Joshua Reiman in his workspace at Spiro arts

Artifacts to inspire Joshua Reiman

McDiarmid also came West on purpose, mostly because Ohio, where he is from, is very short on desert and the desert is crucial to the Trickster, a piece he has been working on for more than twenty years. When he was 18, McDiarmid too went and spent time with the Australian Aborigines. He describes it as a magical, if eye-opening, experience. He had the rare opportunity to live in the desert, hunting by spear with his “brethren.” But he found couldn’t stop thinking about ice cream.
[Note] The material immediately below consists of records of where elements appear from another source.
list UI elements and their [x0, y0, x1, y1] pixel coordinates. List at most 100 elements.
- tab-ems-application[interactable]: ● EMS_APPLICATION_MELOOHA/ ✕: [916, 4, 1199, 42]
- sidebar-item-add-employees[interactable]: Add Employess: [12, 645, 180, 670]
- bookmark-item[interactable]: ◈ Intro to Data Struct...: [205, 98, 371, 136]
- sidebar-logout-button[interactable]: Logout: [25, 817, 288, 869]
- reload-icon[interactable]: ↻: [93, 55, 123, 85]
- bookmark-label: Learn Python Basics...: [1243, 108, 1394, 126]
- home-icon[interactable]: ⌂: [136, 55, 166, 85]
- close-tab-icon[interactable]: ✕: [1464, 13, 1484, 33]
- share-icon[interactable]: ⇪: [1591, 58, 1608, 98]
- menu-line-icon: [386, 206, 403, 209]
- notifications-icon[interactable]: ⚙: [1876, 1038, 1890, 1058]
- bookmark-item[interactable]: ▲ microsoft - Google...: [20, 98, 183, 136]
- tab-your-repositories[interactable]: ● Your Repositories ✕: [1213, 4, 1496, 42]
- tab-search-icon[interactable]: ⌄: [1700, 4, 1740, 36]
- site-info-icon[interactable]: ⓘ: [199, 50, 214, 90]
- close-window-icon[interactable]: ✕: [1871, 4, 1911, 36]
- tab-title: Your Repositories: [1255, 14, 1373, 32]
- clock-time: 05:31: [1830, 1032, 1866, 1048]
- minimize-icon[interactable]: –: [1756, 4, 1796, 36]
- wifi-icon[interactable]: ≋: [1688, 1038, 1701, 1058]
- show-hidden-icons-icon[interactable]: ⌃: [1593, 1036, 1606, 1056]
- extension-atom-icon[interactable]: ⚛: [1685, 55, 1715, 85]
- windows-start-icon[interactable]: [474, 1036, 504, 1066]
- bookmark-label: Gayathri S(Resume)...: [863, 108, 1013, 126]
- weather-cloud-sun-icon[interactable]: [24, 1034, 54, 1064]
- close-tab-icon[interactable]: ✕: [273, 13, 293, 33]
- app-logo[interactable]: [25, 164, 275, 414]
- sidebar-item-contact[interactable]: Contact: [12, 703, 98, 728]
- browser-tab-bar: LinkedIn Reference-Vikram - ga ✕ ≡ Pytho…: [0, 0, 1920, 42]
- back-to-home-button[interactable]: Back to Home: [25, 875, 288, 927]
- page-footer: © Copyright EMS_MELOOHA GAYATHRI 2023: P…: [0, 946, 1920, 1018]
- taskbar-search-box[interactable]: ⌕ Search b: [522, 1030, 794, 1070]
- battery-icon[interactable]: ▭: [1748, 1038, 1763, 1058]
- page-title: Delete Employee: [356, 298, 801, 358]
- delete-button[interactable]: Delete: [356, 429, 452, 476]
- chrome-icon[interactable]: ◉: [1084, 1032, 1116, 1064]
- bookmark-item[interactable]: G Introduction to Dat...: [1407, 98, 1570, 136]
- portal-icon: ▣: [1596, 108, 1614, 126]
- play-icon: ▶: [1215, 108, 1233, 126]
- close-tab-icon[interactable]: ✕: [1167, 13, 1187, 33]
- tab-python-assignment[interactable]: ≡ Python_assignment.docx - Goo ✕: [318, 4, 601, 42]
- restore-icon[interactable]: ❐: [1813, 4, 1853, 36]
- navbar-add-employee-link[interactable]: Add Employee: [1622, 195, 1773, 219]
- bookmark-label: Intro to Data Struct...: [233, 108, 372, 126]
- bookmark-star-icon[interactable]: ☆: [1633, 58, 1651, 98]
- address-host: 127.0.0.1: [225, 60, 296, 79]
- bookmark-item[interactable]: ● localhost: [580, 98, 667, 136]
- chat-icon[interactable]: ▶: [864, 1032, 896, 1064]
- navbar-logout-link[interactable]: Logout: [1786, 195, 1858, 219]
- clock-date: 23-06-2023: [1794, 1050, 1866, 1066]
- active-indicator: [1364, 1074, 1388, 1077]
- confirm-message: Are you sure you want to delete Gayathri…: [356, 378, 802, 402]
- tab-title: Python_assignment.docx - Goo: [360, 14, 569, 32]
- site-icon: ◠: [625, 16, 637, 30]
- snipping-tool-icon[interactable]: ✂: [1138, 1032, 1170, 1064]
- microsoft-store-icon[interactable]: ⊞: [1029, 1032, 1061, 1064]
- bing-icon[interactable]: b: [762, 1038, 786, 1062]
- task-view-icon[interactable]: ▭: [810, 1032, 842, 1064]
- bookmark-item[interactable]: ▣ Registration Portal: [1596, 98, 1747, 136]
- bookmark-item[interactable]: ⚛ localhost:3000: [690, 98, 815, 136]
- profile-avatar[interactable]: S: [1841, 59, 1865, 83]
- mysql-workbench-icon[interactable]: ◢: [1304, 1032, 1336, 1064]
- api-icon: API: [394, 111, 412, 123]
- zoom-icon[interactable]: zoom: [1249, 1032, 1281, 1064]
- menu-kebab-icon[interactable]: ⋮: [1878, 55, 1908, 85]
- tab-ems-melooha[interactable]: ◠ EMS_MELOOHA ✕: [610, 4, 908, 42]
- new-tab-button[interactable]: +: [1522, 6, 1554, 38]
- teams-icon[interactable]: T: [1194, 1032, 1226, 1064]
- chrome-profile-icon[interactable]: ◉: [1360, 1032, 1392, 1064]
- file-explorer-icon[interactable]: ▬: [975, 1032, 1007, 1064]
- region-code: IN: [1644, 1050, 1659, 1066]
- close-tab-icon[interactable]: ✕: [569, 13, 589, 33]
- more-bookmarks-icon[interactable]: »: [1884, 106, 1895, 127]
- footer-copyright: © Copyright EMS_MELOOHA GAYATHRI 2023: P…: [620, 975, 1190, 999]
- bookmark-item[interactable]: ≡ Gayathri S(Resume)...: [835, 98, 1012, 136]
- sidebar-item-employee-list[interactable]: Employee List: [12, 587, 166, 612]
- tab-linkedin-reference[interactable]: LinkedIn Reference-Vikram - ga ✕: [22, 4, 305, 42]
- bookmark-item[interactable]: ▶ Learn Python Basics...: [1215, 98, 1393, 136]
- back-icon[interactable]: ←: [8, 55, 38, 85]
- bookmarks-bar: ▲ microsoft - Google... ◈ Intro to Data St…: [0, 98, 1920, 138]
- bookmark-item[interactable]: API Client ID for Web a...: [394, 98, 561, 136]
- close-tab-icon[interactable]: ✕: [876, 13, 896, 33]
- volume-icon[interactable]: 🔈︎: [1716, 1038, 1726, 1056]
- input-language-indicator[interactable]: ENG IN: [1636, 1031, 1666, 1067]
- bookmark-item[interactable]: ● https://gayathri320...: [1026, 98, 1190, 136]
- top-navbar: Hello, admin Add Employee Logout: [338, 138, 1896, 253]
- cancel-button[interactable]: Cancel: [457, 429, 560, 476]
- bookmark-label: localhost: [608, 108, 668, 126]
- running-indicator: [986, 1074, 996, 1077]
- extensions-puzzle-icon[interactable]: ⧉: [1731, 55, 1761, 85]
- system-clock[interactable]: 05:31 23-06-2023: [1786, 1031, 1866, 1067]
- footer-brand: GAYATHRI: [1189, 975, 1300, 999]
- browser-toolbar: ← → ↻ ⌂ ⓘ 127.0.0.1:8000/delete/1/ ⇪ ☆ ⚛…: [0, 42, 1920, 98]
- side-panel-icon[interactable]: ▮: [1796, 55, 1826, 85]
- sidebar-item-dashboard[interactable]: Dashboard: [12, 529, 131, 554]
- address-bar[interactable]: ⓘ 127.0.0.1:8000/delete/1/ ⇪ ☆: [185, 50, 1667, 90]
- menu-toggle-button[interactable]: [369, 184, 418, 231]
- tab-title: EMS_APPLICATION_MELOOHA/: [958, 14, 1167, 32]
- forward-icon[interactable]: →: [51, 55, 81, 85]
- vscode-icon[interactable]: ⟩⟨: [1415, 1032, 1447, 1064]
Twenty years later we have Trickster, an Arabian-nights-styled moon-lander and Popsicle-dispenser McDiarmid plans on launching into desert environments to allow the lucky visitors who stumble upon it a refreshing treat and the chance to be on both ends of a system of surveillance, and contribute to Trickster lore through an interactive, web-connected computer system.

Duane McDiarmid works on Trickster

Part of the Spiro Arts residency program requires the participants to interact with the local community. Hewitt has already arranged to meet and talk with weavers in the area (to participate contact Kathryn Stedham). Reiman will be presenting a working version of his film to the public on Main Street. And McDiarmid will be hauling the Trickster into a location in Utah, after which he will recede into the distance and allow serendipity to guide hikers or travelers to encounter it on their own. To maintain the spontaneous aspect of the interaction, McDiarmid won’t be disclosing the location, but volunteers who are willing to help him haul materials can go along for the ride and see what happens (contact Kathryn Stedham).

Trickster fills the Spiro Arts workspace

After the residencies are completed in May, Spiro Arts will begin its summerlong series of workshops, which include workshops in June by Doug Braithwaite and Mitch Lyons, July workshops with Court Bennett, Mike Hamby, Daniella Woolf and Kathryn Stedham and a Kid’s ArtLab in August.